Lysosomes: Digestive Compartments Lysosome- a membranous sac of hydrolytic enzymes that an animal cell uses to digest macromolecules. Their enzymes work best in acidic environments Hydrolytic enzymes and lysosomal membrane are made by rough ER then transferred to the Golgi apparatus for more processing. Proteins and digestive enzymes are spared from destruction because of their 3-D shape the protects vulnerable bonds from enzymatic attacks. Lysosomes carry out intracellular digestion through Phagocytosis- indigestion of smaller organisms or particles. food vacuoles fuse with lysosomes and its enzymes digest the food. From the digestion comes simple sugars, amino acids, and other monomers become the nutrients of the cell.
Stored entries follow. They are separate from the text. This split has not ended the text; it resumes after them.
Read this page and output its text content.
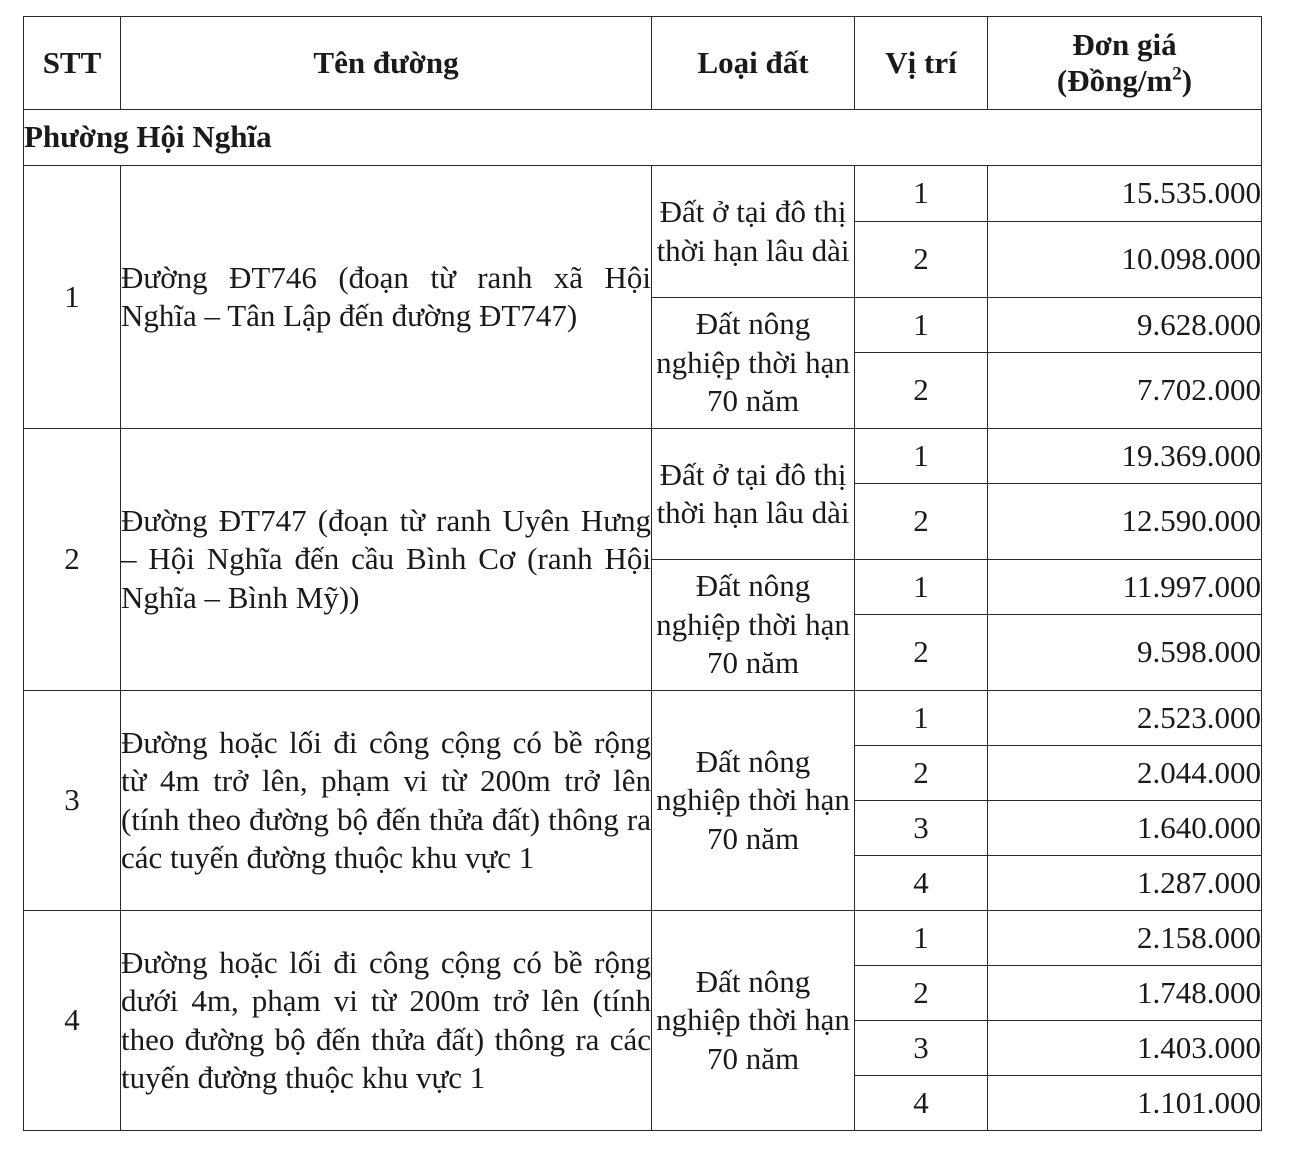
STT	Tên đường	Loại đất	Vị trí	Đơn giá
$(Đồng/m^2)$
Phường Hội Nghĩa				
1	Đường ĐT746 (đoạn từ ranh xã Hội Nghĩa – Tân Lập đến đường ĐT747)	Đất ở tại đô thị thời hạn lâu dài	1	15.535.000
			2	10.098.000
		Đất nông nghiệp thời hạn 70 năm	1	9.628.000
			2	7.702.000
2	Đường ĐT747 (đoạn từ ranh Uyên Hưng – Hội Nghĩa đến cầu Bình Cơ (ranh Hội Nghĩa – Bình Mỹ))	Đất ở tại đô thị thời hạn lâu dài	1	19.369.000
			2	12.590.000
		Đất nông nghiệp thời hạn 70 năm	1	11.997.000
			2	9.598.000
3	Đường hoặc lối đi công cộng có bề rộng từ 4m trở lên, phạm vi từ 200m trở lên (tính theo đường bộ đến thửa đất) thông ra các tuyến đường thuộc khu vực 1	Đất nông nghiệp thời hạn 70 năm	1	2.523.000
			2	2.044.000
			3	1.640.000
			4	1.287.000
4	Đường hoặc lối đi công cộng có bề rộng dưới 4m, phạm vi từ 200m trở lên (tính theo đường bộ đến thửa đất) thông ra các tuyến đường thuộc khu vực 1	Đất nông nghiệp thời hạn 70 năm	1	2.158.000
			2	1.748.000
			3	1.403.000
			4	1.101.000
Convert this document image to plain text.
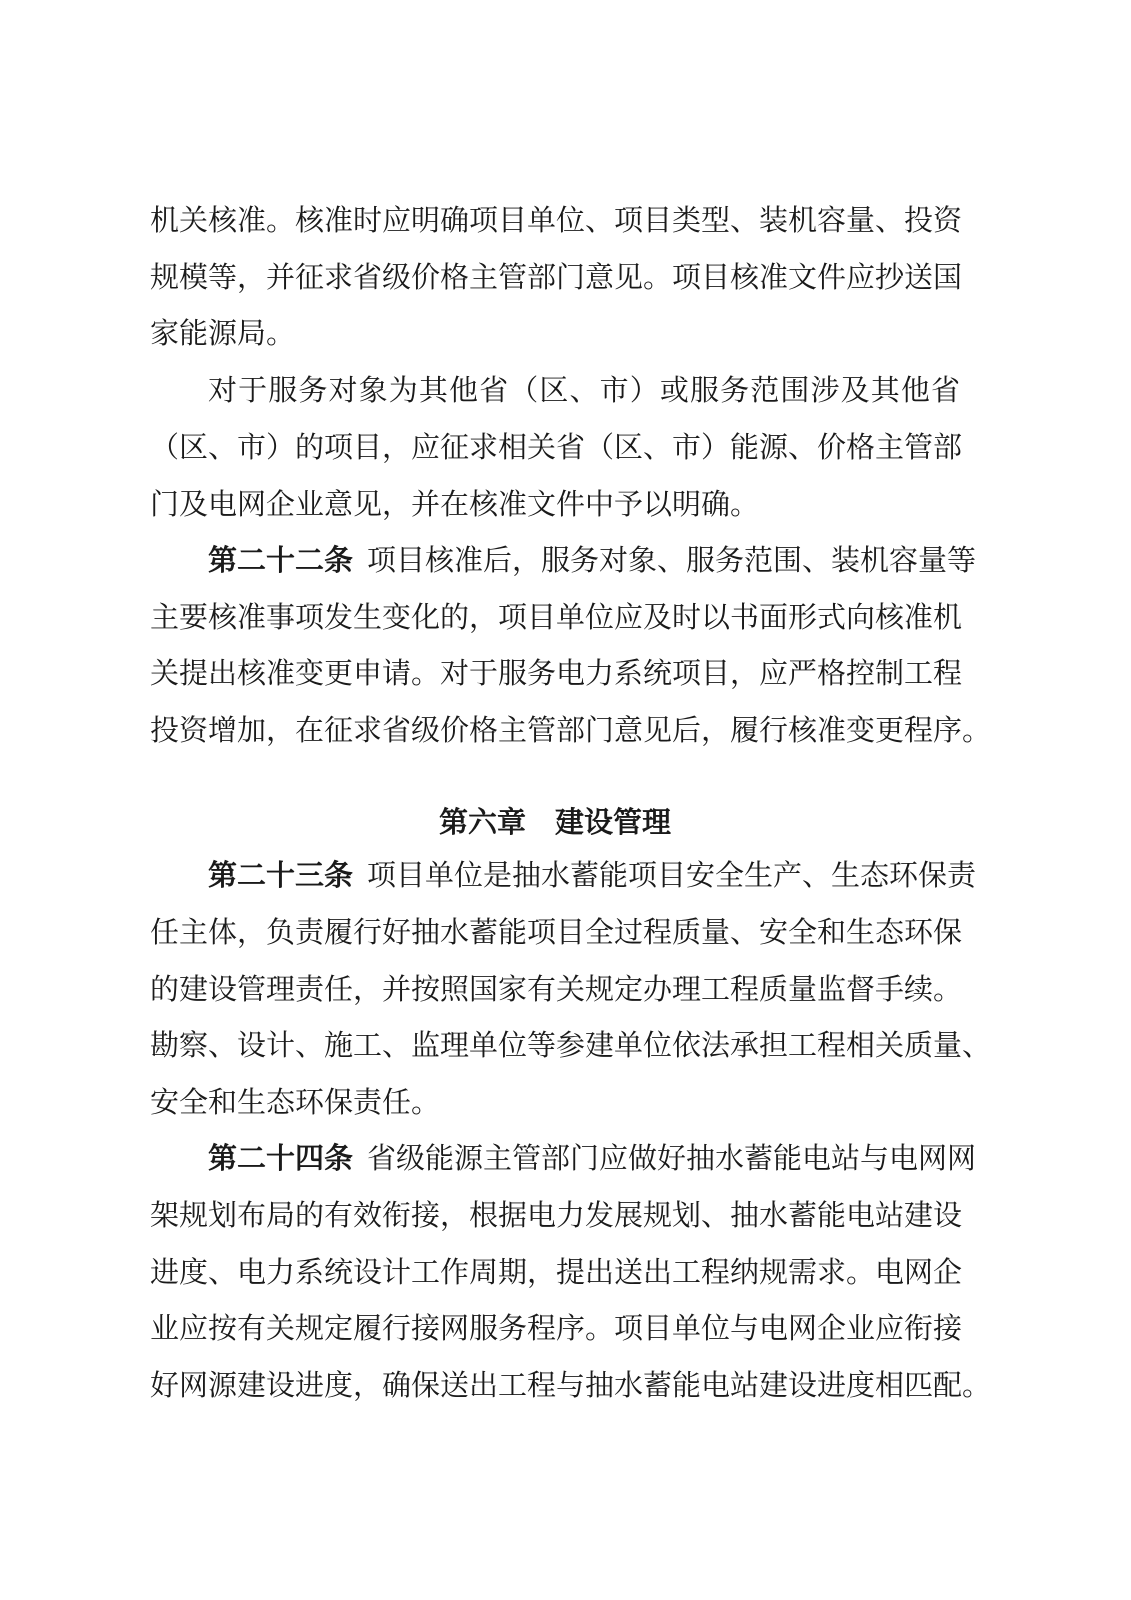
机关核准。核准时应明确项目单位、项目类型、装机容量、投资
规模等，并征求省级价格主管部门意见。项目核准文件应抄送国
家能源局。
对于服务对象为其他省（区、市）或服务范围涉及其他省
（区、市）的项目，应征求相关省（区、市）能源、价格主管部
门及电网企业意见，并在核准文件中予以明确。
第二十二条 项目核准后，服务对象、服务范围、装机容量等
主要核准事项发生变化的，项目单位应及时以书面形式向核准机
关提出核准变更申请。对于服务电力系统项目，应严格控制工程
投资增加，在征求省级价格主管部门意见后，履行核准变更程序。
第六章　建设管理
第二十三条 项目单位是抽水蓄能项目安全生产、生态环保责
任主体，负责履行好抽水蓄能项目全过程质量、安全和生态环保
的建设管理责任，并按照国家有关规定办理工程质量监督手续。
勘察、设计、施工、监理单位等参建单位依法承担工程相关质量、
安全和生态环保责任。
第二十四条 省级能源主管部门应做好抽水蓄能电站与电网网
架规划布局的有效衔接，根据电力发展规划、抽水蓄能电站建设
进度、电力系统设计工作周期，提出送出工程纳规需求。电网企
业应按有关规定履行接网服务程序。项目单位与电网企业应衔接
好网源建设进度，确保送出工程与抽水蓄能电站建设进度相匹配。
Lysosomes use their hydrolytic enzymes to recycle the cell’s own organic material called autophagy. Lysosomes help the cell continually renew itself. Ex., human liver cells. People with lysosomal storage disease have a lack of functioning hydrolytic enzymes in their lysosomes. The lysosomes become full of indigestible and it interferes with other cell activities.
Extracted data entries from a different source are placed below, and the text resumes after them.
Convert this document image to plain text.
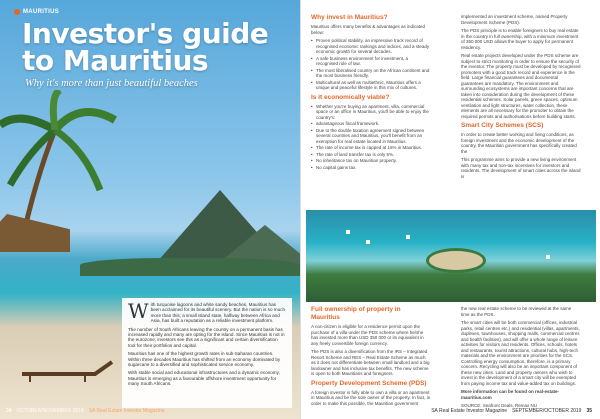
MAURITIUS
Investor's guide to Mauritius
Why it's more than just beautiful beaches
W ith turquoise lagoons and white sandy beaches, Mauritius has been acclaimed for its beautiful scenery. But the nation is so much more than this; a small island state, halfway between Africa and Asia, has built a reputation as a reliable investment platform.

The number of South Africans leaving the country on a permanent basis has increased rapidly and many are opting for the island. Since Mauritius is not in the eurozone, investors see this as a significant and certain diversification tool for their portfolios and capital.

Mauritius has one of the highest growth rates in sub-Saharan countries. Within three decades Mauritius has shifted from an economy dominated by sugarcane to a diversified and sophisticated service economy.

With stable social and educational infrastructures and a dynamic economy, Mauritius is emerging as a favourable offshore investment opportunity for many South Africans.

34 OCTOBER/NOVEMBER 2019 SA Real Estate Investor Magazine
Why invest in Mauritius?

Mauritius offers many benefits & advantages as indicated below:

• Proven political stability, an impressive track record of recognised economic rankings and indices, and a steady economic growth for several decades.
• A safe business environment for investment, a recognised rule of law.
• The most liberalised country on the African continent and the most business friendly.
• Multicultural as well as multiethnic, Mauritius offers a unique and peaceful lifestyle in this mix of cultures.
Is it economically viable?
• Whether you're buying an apartment, villa, commercial space or an office in Mauritius, you'll be able to enjoy the country's:
• advantageous fiscal framework.
• Due to the double taxation agreement signed between several countries and Mauritius, you'll benefit from an exemption for real estate located in Mauritius.
• The rate of income tax is capped at 15% in Mauritius.
• The rate of land transfer tax is only 5%.
• No inheritance tax on Mauritian property.
• No capital gains tax.

implemented an investment scheme, named Property Development Scheme (PDS).

The PDS principle is to enable foreigners to buy real estate in the country in full ownership, with a minimum investment of 350 000 USD allows the buyer to apply for permanent residency.

Real estate projects developed under the PDS scheme are subject to strict monitoring in order to ensure the security of the investor. The property must be developed by recognised promoters with a good track record and experience in the field. Large financial guarantees and documental guarantees are mandatory. The environment and surrounding ecosystems are important concerns that are taken into consideration during the development of these residential schemes. Solar panels, green spaces, optimum ventilation and light structures, water collection, these elements are all necessary for the promoter to obtain the required permits and authorisations before building starts.

Smart City Schemes (SCS)

In order to create better working and living conditions, as foreign investment and the economic development of the country, the Mauritian government has specifically created the

This programme aims to provide a new living environment with many tax and non-tax incentives for investors and residents. The development of smart cities across the island is

Full ownership of property in Mauritius

A non-citizen is eligible for a residence permit upon the purchase of a villa under the PDS scheme where he/she has invested more than USD 350 000 or its equivalent in any freely convertible foreign currency.

The PDS is also a diversification from the IRS – Integrated Resort Scheme and RES – Real Estate Scheme as much as it does not differentiate between small landlord and a big landowner and has inclusive tax benefits. The new scheme is open to both Mauritians and foreigners.

Property Development Scheme (PDS)

A foreign investor is fully able to own a villa or an apartment in Mauritius and be the sole owner of the property. In fact, in order to make this possible, the Mauritian government

the new real estate scheme to be reviewed at the same time as the PDS.

The smart cities will be both commercial (offices, industrial parks, retail centres etc.) and residential (villas, apartments, duplexes, townhouses, shopping malls, commercial centres and health facilities), and will offer a whole range of leisure activities for visitors and residents. Offices, schools, hotels and restaurants, tourist attractions, cultural hubs, high-tech materials and the environment are priorities for the SCS. Controlling energy consumption, therefore, is a primary concern. Recycling will also be an important component of these new cities. Land and property owners who wish to invest in the development of a smart city will be exempted from paying income tax and value-added tax on buildings.

More information can be found on real-estate-mauritius.com

SOURCE: Seafront Deals, Remax NU

SA Real Estate Investor Magazine SEPTEMBER/OCTOBER 2019 35
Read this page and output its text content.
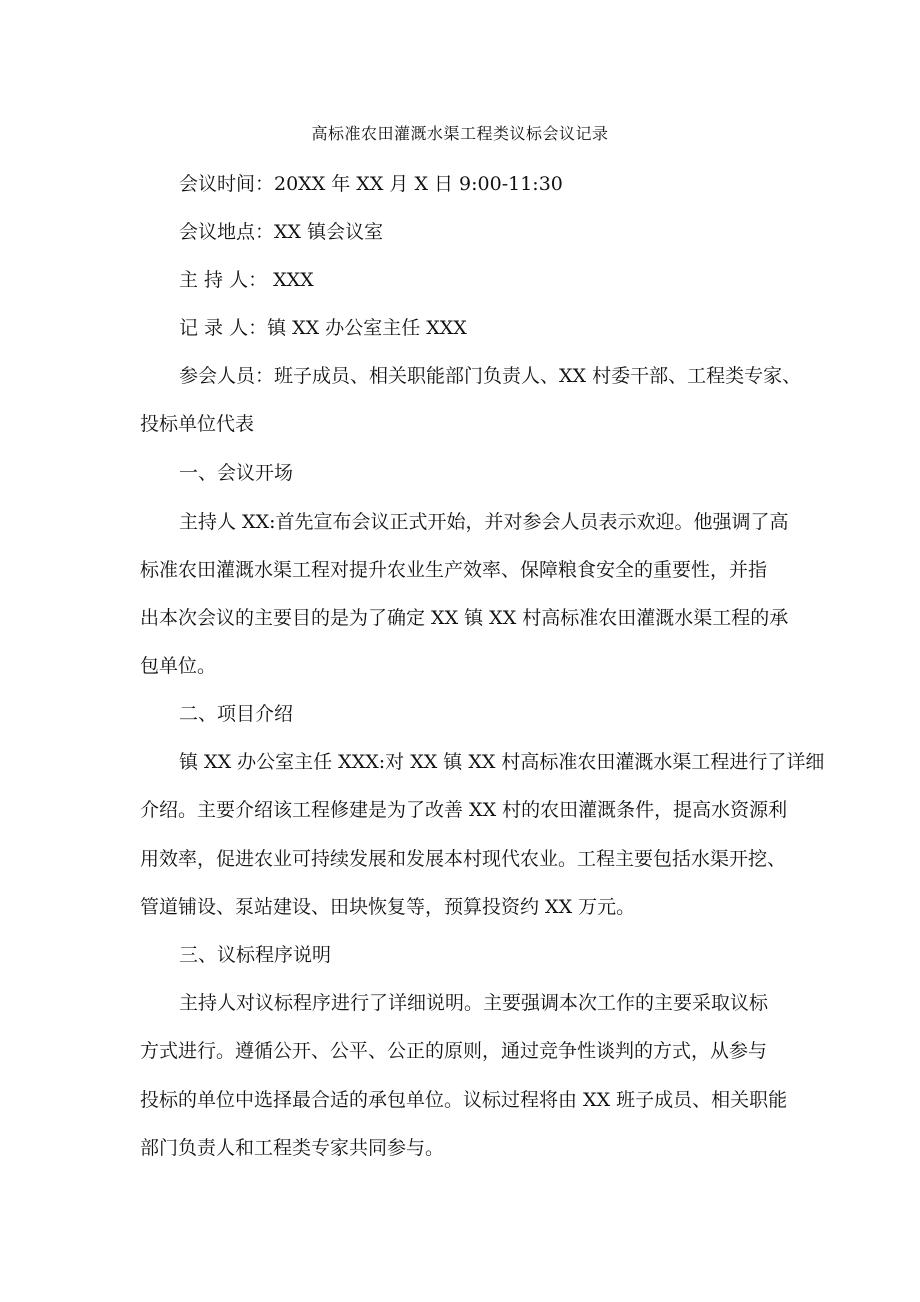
高标准农田灌溉水渠工程类议标会议记录
会议时间：20XX 年 XX 月 X 日 9:00-11:30
会议地点：XX 镇会议室
主 持 人： XXX
记 录 人：镇 XX 办公室主任 XXX
参会人员：班子成员、相关职能部门负责人、XX 村委干部、工程类专家、
投标单位代表
一、会议开场
主持人 XX:首先宣布会议正式开始，并对参会人员表示欢迎。他强调了高
标准农田灌溉水渠工程对提升农业生产效率、保障粮食安全的重要性，并指
出本次会议的主要目的是为了确定 XX 镇 XX 村高标准农田灌溉水渠工程的承
包单位。
二、项目介绍
镇 XX 办公室主任 XXX:对 XX 镇 XX 村高标准农田灌溉水渠工程进行了详细
介绍。主要介绍该工程修建是为了改善 XX 村的农田灌溉条件，提高水资源利
用效率，促进农业可持续发展和发展本村现代农业。工程主要包括水渠开挖、
管道铺设、泵站建设、田块恢复等，预算投资约 XX 万元。
三、议标程序说明
主持人对议标程序进行了详细说明。主要强调本次工作的主要采取议标
方式进行。遵循公开、公平、公正的原则，通过竞争性谈判的方式，从参与
投标的单位中选择最合适的承包单位。议标过程将由 XX 班子成员、相关职能
部门负责人和工程类专家共同参与。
Vacuoles: Diverse Maintenance Compartments Membrane-bounded vesicles whose functions contractile vacuoles- pump excess water out of the cell, thereby maintaining a suitable concentration of ions and molecules inside of the cell Central vacuole- develops by the coalescence of smaller vacuoles, they come from the ER and Golgi apparatus. The central vacuole’s membrane is selective in transporting solute ,so the cells sap ( the solution inside the central vacuole ) is different than the composition of the cytosol. functions of vacuole include: holds reserves of organic compounds, main repository of inorganic ions, disposal sites for metabolic by-products that would endanger the cell if they accumulated in the cytosol, help protect plants against predators by containing compounds that are poisonous or unpalatable to animals, contribute to a cell’s growth when it absorbs water to become larger.
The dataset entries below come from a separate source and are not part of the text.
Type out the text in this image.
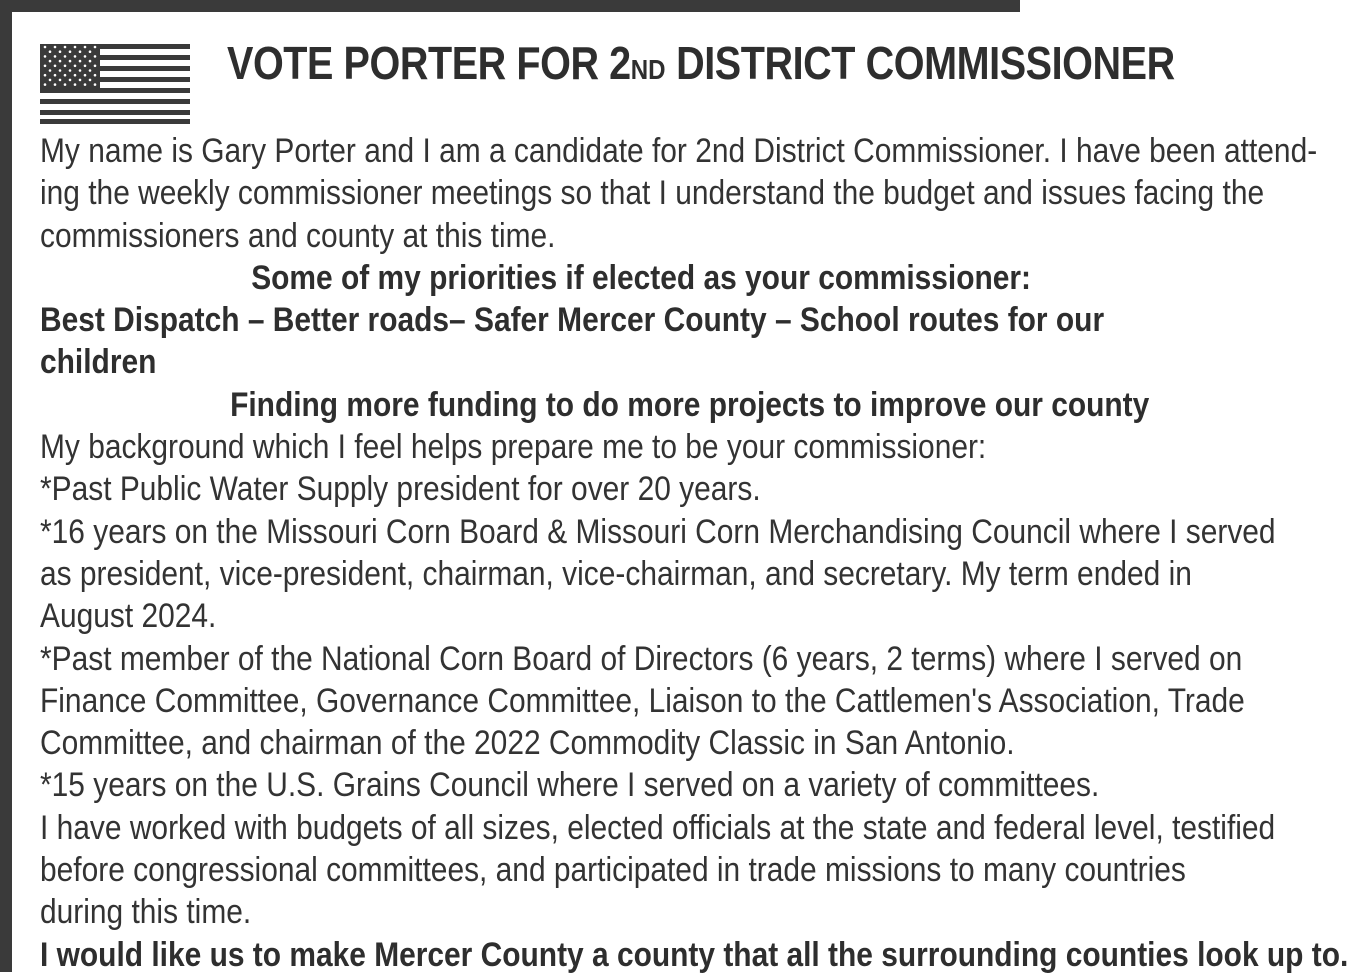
VOTE PORTER FOR 2ND DISTRICT COMMISSIONER
My name is Gary Porter and I am a candidate for 2nd District Commissioner. I have been attend-
ing the weekly commissioner meetings so that I understand the budget and issues facing the
commissioners and county at this time.
Some of my priorities if elected as your commissioner:
Best Dispatch – Better roads– Safer Mercer County – School routes for our
children
Finding more funding to do more projects to improve our county
My background which I feel helps prepare me to be your commissioner:
*Past Public Water Supply president for over 20 years.
*16 years on the Missouri Corn Board & Missouri Corn Merchandising Council where I served
as president, vice-president, chairman, vice-chairman, and secretary. My term ended in
August 2024.
*Past member of the National Corn Board of Directors (6 years, 2 terms) where I served on
Finance Committee, Governance Committee, Liaison to the Cattlemen's Association, Trade
Committee, and chairman of the 2022 Commodity Classic in San Antonio.
*15 years on the U.S. Grains Council where I served on a variety of committees.
I have worked with budgets of all sizes, elected officials at the state and federal level, testified
before congressional committees, and participated in trade missions to many countries
during this time.
I would like us to make Mercer County a county that all the surrounding counties look up to.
Concept Check 1. Describe the structural and functional distinctions between rough and smooth ER. Rough ER has ribosomes on the outside ,and the smooth ER doesn’t. Both types of ER make phospholipids, but membrane proteins and secretory proteins are all the ribosomes of the rough ER. Smooth ER also functions in detoxification, carbohydrate metabolism, storage of calcium ions 2. Describe how transport vesicles integrate the endomembrane system. Transport vesicles move membranes & substances they enclose between other components of the endomembrance system. WHAT IF? Imagine a protein that functions in the ER but requires modification in the Golgi apparatus before it can achieve that function. Describe the protein’s path through the cell, starting with the mRNA molecule that specifies the protein. The mRNA is synthesized in the nucleus and then passes out through a nuclear pore to be translated on a bound ribosome. The protein is synthesized into the lumen of the ER and could be modified there. A transport vesicle carries the protein to the Golgi apparatus. After more modification in the G. apparatus, another transport vesicle carries it back to the ER, where it will perform its cellular function.